Be forewarned that, while rare, you may face steep fines upon re-entering the US if you are caught. In the past, many US citizens traveled without a license, doing so by way of other countries (many of which have routine flights to and from Cuba) to escape detection. Such countries include the Bahamas. Canada and Mexico. The Bahamas. Costa Rica. Panama. and Jamaica. now have US Customs Pre-Clearance facilities at many of their airports, however that is if you are flying back into the United States. I flew from London Heathrow to Nassau in 2008 and my passport was stamped leaving the U.K. as well as upon entry into the Bahamas. However, much to my surprise, leaving Nassau from the International terminal, there is no Bahamian immigration. Again this was in November of 2008. It's worth looking into, to see if they have now added Bahamian immigration upon exit.

From Nassau. Cubana offers flights to Havana daily, except on Saturdays. Bahamasair offers flights on Wednesday and Saturday.
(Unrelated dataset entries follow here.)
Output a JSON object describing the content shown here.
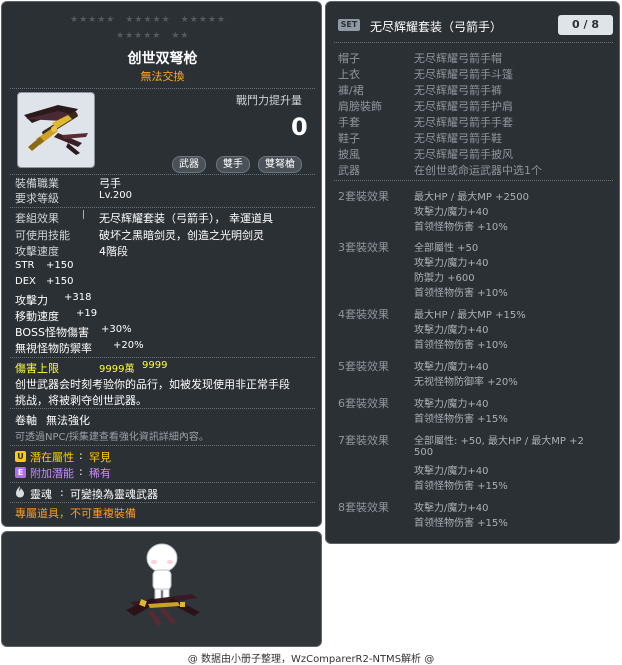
{
  "item_id": "01522152",
  "item": {
    "name": "创世双弩枪",
    "trade": "無法交換",
    "combat_power_label": "戰鬥力提升量",
    "combat_power_value": "0",
    "tags": [
      "武器",
      "雙手",
      "雙弩槍"
    ],
    "job_label": "裝備職業",
    "job_value": "弓手",
    "level_label": "要求等級",
    "level_value": "Lv.200",
    "set_effect_label": "套組效果",
    "set_effect_value": "无尽辉耀套装（弓箭手）， 幸運道具",
    "skills_label": "可使用技能",
    "skills_value": "破坏之黑暗剑灵，创造之光明剑灵",
    "speed_label": "攻擊速度",
    "speed_value": "4階段",
    "stats": [
      {
        "label": "STR",
        "value": "+150"
      },
      {
        "label": "DEX",
        "value": "+150"
      },
      {
        "label": "攻擊力",
        "value": "+318"
      },
      {
        "label": "移動速度",
        "value": "+19"
      },
      {
        "label": "BOSS怪物傷害",
        "value": "+30%"
      },
      {
        "label": "無視怪物防禦率",
        "value": "+20%"
      }
    ],
    "damage_cap_label": "傷害上限",
    "damage_cap_value1": "9999萬",
    "damage_cap_value2": "9999",
    "description_line1": "创世武器会时刻考验你的品行，如被发现使用非正常手段",
    "description_line2": "挑战，将被剥夺创世武器。",
    "scroll_label": "卷軸",
    "scroll_value": "無法強化",
    "scroll_hint": "可透過NPC/採集建查看強化資訊詳細內容。",
    "potential_label": "潛在屬性",
    "potential_value": "罕見",
    "addl_label": "附加潛能",
    "addl_value": "稀有",
    "soul_label": "靈魂",
    "soul_value": "可變換為靈魂武器",
    "exclusive": "專屬道具，不可重複裝備"
  },
  "set": {
    "badge": "SET",
    "name": "无尽辉耀套装（弓箭手）",
    "count": "0 / 8",
    "parts": [
      {
        "slot": "帽子",
        "item": "无尽辉耀弓箭手帽"
      },
      {
        "slot": "上衣",
        "item": "无尽辉耀弓箭手斗篷"
      },
      {
        "slot": "褲/裙",
        "item": "无尽辉耀弓箭手裤"
      },
      {
        "slot": "肩膀裝飾",
        "item": "无尽辉耀弓箭手护肩"
      },
      {
        "slot": "手套",
        "item": "无尽辉耀弓箭手手套"
      },
      {
        "slot": "鞋子",
        "item": "无尽辉耀弓箭手鞋"
      },
      {
        "slot": "披風",
        "item": "无尽辉耀弓箭手披风"
      },
      {
        "slot": "武器",
        "item": "在创世或命运武器中选1个"
      }
    ],
    "effects": [
      {
        "label": "2套裝效果",
        "lines": [
          "最大HP / 最大MP  +2500",
          "攻擊力/魔力+40",
          "首领怪物伤害 +10%"
        ]
      },
      {
        "label": "3套裝效果",
        "lines": [
          "全部屬性 +50",
          "攻擊力/魔力+40",
          "防禦力 +600",
          "首领怪物伤害 +10%"
        ]
      },
      {
        "label": "4套裝效果",
        "lines": [
          "最大HP / 最大MP  +15%",
          "攻擊力/魔力+40",
          "首领怪物伤害 +10%"
        ]
      },
      {
        "label": "5套裝效果",
        "lines": [
          "攻擊力/魔力+40",
          "无视怪物防御率 +20%"
        ]
      },
      {
        "label": "6套裝效果",
        "lines": [
          "攻擊力/魔力+40",
          "首领怪物伤害 +15%"
        ]
      },
      {
        "label": "7套裝效果",
        "lines": [
          "全部屬性: +50, 最大HP / 最大MP  +2",
          "500",
          "攻擊力/魔力+40",
          "首领怪物伤害 +15%"
        ]
      },
      {
        "label": "8套裝效果",
        "lines": [
          "攻擊力/魔力+40",
          "首领怪物伤害 +15%"
        ]
      }
    ]
  },
  "footer": "@ 数据由小册子整理，WzComparerR2-NTMS解析 @",
  "colors": {
    "panel_bg": "#2b3035",
    "orange": "#ff9a1e",
    "yellow": "#ffff33",
    "potential_gold": "#ffcc00",
    "potential_purple": "#b06aff"
  },
  "icons": {
    "weapon": "crossbow-icon",
    "potential": "potential-u-icon",
    "additional": "potential-e-icon",
    "soul": "soul-flame-icon"
  }
}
This is the cheapest and quickest route flying direct to Havana, especially for those living in the South Florida area.

A common practice for US citizens travelling to Cuba via Canada is a two-leg flight: a flight booking for a flight to (and from) Canada and then a separate booking for the flight to (and from) Cuba. The two legs must be booked separately, as airlines such as Air Canada prohibit the booking of U.S. origin passengers to Cuba. Alternately, one could drive or be driven across the border and dropped off in a Canadian city, and proceed to depart from there. This is more easily done for people near Detroit, Buffalo, or Seattle as non-stop flights to Cuba depart from either Montreal. Toronto. Windsor or (seasonally) Vancouver.

Mexico is considered safer and is probably the most popular. However, it still carries some risk: If one travels from Mexico, to Cuba, and then back to Mexico, he will have two Mexican entry stamps; having two consecutive Mexican entry stamps could raise suspicions if your passport is checked carefully. If you decide to re-enter Mexico from Cuba, you may be able to convince the Mexican immigration officer not to stamp your passport.
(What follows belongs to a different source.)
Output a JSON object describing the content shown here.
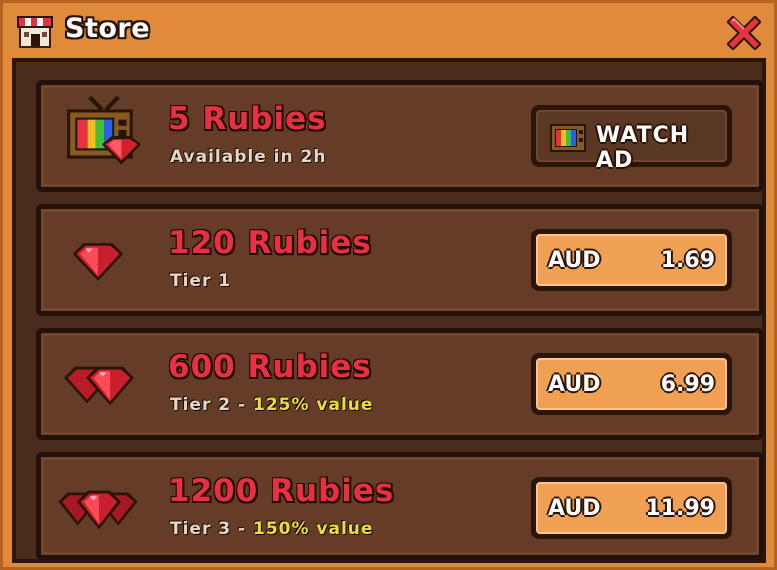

It used to be that you could try to use a birth certificate + US ID to enter Mexico the second time so you will only have one stamp on your passport. This was allowed under Mexican law for US citizens, but since 1 March 2010, all US citizens – including children – have been required to present a valid passport or passport card for travel beyond the “border zone” into the interior of Mexico.

Another possibility is to leave Mexico over land using a passport card; there are no stamps to examine.

Another safe bet would be to purchase an open-jaw ticket (Cancun-Havana and then Havana-Guatemala city, for example). Mexico does not stamp passports on exit; It would appear on your passport that you flew from Cancun to Guatemala City (or whatever city is your final destination out of Havana).

Cancun is one of the easier gateways with several different airlines offering daily flights to Havana. Although possibly worrisome to show up not knowing what to expect, if you arrive earlier in the day it is usually possible to walk up to one of the airline counters and buy an onward ticket for same day travel as flights on this route are rarely full. Try Cubana or Aeromexico (2 times a week).

U.S. citizens also travel via countries without U.S. customs stations (Guatemala. Venezuela. Panama. Cayman Islands. Dominican Republic. Costa Rica. Haiti. etc.) to reduce the likelihood of being caught. A substantial number simply take their chances, hoping they will not be questioned. U.S. citizens are advised by Cuban travel agents not to bring back anything identifiably Cuban (including tickets and receipts) before re-entering the country.

There are no regular ferries or boats to Cuba from foreign ports, although some cruise liners do visit. Yachters are expected to anchor at the public marinas. Also, most ports are closed and tourists are not permitted to walk around them. Private vessels may enter at Marina Hemingway in Havana or Marina Acua in Varadero. Entry requires a passport and visa.